Le milieu, les conditions, les inégalités, les injustices, tels sont les murs qui emprisonnent les musiciens et qui vont à l’encontre de la liberté créatrice qui se veut être dans l’instant et qui se doit d’installer une distance entre soi et le public sous peine de facilité. Le jazz est un art difficile et cruel et on ne revient pas intact de cette quête du feu. Les dieux sont parfois exigeants et leur fréquentation brûle l’âme. L’usage de la drogue aide à la distance et aussi à la pratique détachée du discours musical.

John Gavin a le mérite de ne pas taire ce marché de dupes car le prix à payer est la dépendance. Cette dépendance qui dit un impossible gratuit devient l’enfer du musicien du fait des conditions de la drogue dans notre société qui n’est disponible que par des voies interdites. Chemins parsemés d’embûches où l’impureté du produit, sa rareté et son prix, son usage possible uniquement dans des lieux à risques où tournent les vautours de dealers, tout cela empoisonne la vie du musicien obsédé par la nécessaire dose ; comment, où, et quand et à quel prix ? Existence tragique et épouvantable surtout quand la souffrance physiologique et psychologique du manque monte en puissance.

Comment ne pas s’interroger sur la politique de santé qui octroierait aux musiciens prisonniers des substances interdites des produits constants en qualité, bon marché et disponibles en lieu sûr. Imaginons les souffrances épargnées à nos musiciens favoris.

Mais au-delà de ce qui ressemble à une utopie, constatons alors que le jazz demeure encore pour notre société une musique de ghetto pour nègres dégénérés où les musiciens blancs ou noirs sont traités comme des parias que l’on pousse à tomber dans la déchéance.

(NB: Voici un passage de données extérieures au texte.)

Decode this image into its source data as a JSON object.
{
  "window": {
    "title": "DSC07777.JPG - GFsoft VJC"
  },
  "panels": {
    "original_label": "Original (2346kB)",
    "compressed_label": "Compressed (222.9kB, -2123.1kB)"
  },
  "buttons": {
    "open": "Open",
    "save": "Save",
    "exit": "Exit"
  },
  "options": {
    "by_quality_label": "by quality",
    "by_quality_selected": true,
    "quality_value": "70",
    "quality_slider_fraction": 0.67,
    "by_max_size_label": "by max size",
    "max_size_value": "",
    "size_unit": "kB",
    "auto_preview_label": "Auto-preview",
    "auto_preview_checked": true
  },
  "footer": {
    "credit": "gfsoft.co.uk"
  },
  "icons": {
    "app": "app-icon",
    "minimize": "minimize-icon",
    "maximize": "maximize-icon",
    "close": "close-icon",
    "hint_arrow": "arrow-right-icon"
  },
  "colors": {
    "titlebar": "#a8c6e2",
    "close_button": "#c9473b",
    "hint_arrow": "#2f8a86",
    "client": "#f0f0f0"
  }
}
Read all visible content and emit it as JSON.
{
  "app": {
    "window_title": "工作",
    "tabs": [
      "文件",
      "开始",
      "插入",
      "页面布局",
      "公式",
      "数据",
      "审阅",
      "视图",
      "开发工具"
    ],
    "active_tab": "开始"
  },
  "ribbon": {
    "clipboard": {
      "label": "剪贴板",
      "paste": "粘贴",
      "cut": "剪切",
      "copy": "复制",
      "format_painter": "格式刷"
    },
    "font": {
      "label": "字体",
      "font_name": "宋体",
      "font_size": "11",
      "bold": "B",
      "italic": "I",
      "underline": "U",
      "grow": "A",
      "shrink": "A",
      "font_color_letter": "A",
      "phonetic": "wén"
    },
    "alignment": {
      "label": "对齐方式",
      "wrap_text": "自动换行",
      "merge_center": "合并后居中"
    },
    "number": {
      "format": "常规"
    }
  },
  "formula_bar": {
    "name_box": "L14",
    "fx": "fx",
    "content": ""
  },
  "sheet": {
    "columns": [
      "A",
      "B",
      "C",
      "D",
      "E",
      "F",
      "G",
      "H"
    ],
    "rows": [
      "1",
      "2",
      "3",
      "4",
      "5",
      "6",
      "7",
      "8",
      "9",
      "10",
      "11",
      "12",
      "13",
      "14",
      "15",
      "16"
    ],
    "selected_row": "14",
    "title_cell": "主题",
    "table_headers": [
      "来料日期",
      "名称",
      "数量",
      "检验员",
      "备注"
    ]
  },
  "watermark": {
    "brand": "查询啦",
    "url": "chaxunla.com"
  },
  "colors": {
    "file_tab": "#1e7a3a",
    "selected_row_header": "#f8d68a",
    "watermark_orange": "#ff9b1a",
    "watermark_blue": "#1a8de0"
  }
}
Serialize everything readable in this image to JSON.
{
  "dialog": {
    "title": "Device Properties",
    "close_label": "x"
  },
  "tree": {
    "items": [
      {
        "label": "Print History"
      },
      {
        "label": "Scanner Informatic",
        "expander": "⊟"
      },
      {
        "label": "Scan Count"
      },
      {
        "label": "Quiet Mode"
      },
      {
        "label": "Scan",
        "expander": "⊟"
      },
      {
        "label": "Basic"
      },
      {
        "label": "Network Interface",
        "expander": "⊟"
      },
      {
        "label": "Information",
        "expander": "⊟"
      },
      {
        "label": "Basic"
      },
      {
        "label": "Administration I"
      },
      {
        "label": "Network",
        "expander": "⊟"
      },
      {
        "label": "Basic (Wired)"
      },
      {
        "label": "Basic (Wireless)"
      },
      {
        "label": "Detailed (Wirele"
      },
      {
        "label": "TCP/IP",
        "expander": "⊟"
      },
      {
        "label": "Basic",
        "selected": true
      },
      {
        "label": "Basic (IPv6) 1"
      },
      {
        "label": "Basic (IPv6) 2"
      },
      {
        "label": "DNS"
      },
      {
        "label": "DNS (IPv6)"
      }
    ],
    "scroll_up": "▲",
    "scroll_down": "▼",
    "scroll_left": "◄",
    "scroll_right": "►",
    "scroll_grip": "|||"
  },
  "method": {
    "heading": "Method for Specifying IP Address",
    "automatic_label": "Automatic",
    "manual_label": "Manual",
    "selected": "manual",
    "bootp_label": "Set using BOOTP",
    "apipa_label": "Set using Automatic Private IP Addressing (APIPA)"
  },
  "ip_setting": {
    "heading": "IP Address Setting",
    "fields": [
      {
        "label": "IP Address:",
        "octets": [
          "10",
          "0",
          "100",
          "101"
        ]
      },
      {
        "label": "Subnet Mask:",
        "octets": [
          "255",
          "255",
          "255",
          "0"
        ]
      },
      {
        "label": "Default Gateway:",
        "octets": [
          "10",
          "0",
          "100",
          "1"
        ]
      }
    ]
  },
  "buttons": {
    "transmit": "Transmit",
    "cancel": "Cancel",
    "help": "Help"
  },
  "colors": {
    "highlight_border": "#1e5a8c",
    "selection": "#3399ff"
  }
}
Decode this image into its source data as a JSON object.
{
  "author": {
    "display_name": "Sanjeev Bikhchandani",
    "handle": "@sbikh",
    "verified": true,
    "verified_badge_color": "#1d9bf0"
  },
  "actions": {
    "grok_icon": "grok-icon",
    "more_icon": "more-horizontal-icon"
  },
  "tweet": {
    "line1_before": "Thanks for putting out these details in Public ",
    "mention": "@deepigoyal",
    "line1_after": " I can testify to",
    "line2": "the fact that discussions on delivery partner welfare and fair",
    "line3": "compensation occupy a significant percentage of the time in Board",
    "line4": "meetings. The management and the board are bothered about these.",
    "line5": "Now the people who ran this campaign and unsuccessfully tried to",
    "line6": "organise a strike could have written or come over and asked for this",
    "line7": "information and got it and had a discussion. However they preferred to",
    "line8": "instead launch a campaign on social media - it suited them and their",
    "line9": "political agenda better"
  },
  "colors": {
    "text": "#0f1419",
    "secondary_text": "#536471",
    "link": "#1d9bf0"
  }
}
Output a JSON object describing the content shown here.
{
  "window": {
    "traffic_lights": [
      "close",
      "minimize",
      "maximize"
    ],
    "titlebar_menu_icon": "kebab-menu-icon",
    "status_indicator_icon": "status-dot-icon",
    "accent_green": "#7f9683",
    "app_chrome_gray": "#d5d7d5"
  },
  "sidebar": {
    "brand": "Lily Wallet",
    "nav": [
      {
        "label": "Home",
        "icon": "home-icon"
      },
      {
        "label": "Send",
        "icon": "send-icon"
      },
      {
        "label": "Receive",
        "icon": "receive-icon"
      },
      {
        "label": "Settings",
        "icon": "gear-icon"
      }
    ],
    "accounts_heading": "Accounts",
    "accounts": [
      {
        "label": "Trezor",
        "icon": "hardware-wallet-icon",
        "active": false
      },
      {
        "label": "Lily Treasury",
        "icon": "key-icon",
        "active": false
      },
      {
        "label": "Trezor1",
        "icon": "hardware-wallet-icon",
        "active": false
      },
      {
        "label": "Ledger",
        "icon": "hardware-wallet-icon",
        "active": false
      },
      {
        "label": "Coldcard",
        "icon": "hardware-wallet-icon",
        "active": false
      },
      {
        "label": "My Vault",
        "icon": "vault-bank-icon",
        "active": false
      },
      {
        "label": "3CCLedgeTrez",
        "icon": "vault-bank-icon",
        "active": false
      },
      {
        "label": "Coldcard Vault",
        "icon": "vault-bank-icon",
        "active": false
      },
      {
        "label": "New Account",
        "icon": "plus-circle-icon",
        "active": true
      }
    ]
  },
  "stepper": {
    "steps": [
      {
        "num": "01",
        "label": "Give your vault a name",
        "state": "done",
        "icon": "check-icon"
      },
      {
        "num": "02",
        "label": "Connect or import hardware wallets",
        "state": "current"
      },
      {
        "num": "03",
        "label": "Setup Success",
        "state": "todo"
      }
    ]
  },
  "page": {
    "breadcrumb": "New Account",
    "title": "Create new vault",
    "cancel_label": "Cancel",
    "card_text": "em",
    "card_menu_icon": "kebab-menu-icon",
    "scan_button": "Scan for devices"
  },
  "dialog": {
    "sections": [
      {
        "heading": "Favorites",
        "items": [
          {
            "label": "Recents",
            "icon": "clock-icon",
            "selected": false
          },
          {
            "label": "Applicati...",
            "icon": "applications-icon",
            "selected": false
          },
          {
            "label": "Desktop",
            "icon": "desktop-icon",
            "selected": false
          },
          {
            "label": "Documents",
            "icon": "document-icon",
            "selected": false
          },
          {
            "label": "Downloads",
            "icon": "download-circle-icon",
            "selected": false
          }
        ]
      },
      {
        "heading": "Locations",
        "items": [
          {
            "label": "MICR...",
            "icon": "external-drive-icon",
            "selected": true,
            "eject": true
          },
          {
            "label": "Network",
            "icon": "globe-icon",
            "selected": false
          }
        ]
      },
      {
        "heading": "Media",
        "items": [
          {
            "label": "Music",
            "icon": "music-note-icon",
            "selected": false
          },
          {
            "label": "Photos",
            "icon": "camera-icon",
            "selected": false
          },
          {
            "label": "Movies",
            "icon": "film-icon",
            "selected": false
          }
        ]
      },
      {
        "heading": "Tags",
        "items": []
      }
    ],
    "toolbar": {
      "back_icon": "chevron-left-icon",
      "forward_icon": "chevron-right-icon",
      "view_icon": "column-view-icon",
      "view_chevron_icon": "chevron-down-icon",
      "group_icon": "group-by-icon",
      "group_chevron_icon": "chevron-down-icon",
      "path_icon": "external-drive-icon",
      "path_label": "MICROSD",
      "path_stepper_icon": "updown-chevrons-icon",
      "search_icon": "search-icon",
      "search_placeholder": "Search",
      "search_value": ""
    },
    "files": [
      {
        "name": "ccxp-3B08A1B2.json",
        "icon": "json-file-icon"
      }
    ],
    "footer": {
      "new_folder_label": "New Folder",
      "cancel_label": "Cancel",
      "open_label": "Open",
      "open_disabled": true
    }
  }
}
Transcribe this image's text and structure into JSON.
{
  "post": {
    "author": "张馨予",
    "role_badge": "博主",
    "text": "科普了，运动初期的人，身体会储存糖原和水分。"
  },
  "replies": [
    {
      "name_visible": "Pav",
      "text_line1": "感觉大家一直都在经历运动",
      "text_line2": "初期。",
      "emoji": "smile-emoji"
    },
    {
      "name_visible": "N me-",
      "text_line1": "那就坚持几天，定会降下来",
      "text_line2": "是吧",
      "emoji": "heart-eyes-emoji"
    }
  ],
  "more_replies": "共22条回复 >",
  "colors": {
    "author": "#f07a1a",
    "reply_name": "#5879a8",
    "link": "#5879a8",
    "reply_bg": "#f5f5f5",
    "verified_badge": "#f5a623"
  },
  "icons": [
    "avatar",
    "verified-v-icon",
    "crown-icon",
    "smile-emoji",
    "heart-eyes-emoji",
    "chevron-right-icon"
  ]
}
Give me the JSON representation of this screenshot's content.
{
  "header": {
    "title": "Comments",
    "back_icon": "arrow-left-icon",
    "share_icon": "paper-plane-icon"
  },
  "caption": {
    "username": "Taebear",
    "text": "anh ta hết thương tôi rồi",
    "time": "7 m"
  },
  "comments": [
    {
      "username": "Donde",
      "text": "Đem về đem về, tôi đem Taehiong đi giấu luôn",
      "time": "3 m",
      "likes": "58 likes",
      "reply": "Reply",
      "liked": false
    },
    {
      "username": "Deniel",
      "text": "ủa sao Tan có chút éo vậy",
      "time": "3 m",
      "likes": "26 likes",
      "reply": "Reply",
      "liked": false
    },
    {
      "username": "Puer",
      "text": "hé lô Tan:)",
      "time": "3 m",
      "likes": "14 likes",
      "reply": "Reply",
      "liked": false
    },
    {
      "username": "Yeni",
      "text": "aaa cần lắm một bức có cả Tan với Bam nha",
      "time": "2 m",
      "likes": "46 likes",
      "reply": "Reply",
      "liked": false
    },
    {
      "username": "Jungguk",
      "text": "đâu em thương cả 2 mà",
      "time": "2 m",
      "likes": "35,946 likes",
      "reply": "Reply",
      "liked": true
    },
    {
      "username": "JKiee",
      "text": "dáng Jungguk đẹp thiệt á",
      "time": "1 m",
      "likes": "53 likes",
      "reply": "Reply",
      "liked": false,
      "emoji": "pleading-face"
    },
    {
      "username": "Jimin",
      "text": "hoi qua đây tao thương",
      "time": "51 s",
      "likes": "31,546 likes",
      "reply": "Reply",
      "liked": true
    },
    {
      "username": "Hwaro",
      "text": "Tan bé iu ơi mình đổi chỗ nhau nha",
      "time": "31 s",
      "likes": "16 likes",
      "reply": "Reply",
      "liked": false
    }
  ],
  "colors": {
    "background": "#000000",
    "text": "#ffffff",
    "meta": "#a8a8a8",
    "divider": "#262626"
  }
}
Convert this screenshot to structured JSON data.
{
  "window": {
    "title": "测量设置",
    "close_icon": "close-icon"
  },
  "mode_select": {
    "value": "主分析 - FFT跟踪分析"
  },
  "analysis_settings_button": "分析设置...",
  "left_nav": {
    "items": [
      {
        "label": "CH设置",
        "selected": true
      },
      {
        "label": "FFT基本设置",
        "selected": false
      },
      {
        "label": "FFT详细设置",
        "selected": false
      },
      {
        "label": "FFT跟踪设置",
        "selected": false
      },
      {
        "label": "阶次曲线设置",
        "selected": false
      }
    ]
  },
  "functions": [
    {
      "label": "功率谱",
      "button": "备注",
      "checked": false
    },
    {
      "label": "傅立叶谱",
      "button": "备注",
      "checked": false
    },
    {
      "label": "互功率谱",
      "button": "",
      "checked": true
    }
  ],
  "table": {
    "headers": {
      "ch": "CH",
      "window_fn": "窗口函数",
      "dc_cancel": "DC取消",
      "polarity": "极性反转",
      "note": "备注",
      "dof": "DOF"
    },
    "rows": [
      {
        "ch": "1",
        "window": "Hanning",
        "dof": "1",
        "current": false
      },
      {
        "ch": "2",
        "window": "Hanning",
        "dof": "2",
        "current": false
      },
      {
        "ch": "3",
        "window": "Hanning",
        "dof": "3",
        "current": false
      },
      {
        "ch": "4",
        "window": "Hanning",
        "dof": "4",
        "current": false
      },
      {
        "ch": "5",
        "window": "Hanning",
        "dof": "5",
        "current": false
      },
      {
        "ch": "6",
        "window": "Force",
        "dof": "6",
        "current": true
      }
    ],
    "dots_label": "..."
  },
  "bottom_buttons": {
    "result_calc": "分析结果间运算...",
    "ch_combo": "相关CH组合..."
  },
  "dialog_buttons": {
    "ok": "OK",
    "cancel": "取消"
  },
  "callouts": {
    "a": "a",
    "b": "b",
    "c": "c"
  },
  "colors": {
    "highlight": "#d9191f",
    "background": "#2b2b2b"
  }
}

La vilenie de notre société se voit dans ce miroir. Vouer à Thanatos la meilleure partie d’elle-même.
C’est pourquoi pour revenir au livre de James Gavin sur Chet il est important de comprendre le musicien et de ne jamais séparer sa vie de son expression artistique. Particulièrement quand il s’agit d’artistes tels que Chet, Charlie, Billie et de milliers d’autres, tant ici qu’ailleurs, pour qui la vie de tous les jours est un enfer, qu’ils l’ait créé ou pas. C’est de cet enfer et impossibilité à vivre qu’ils peuvent nous dire tout sur le tragique existentiel qui est le nôtre.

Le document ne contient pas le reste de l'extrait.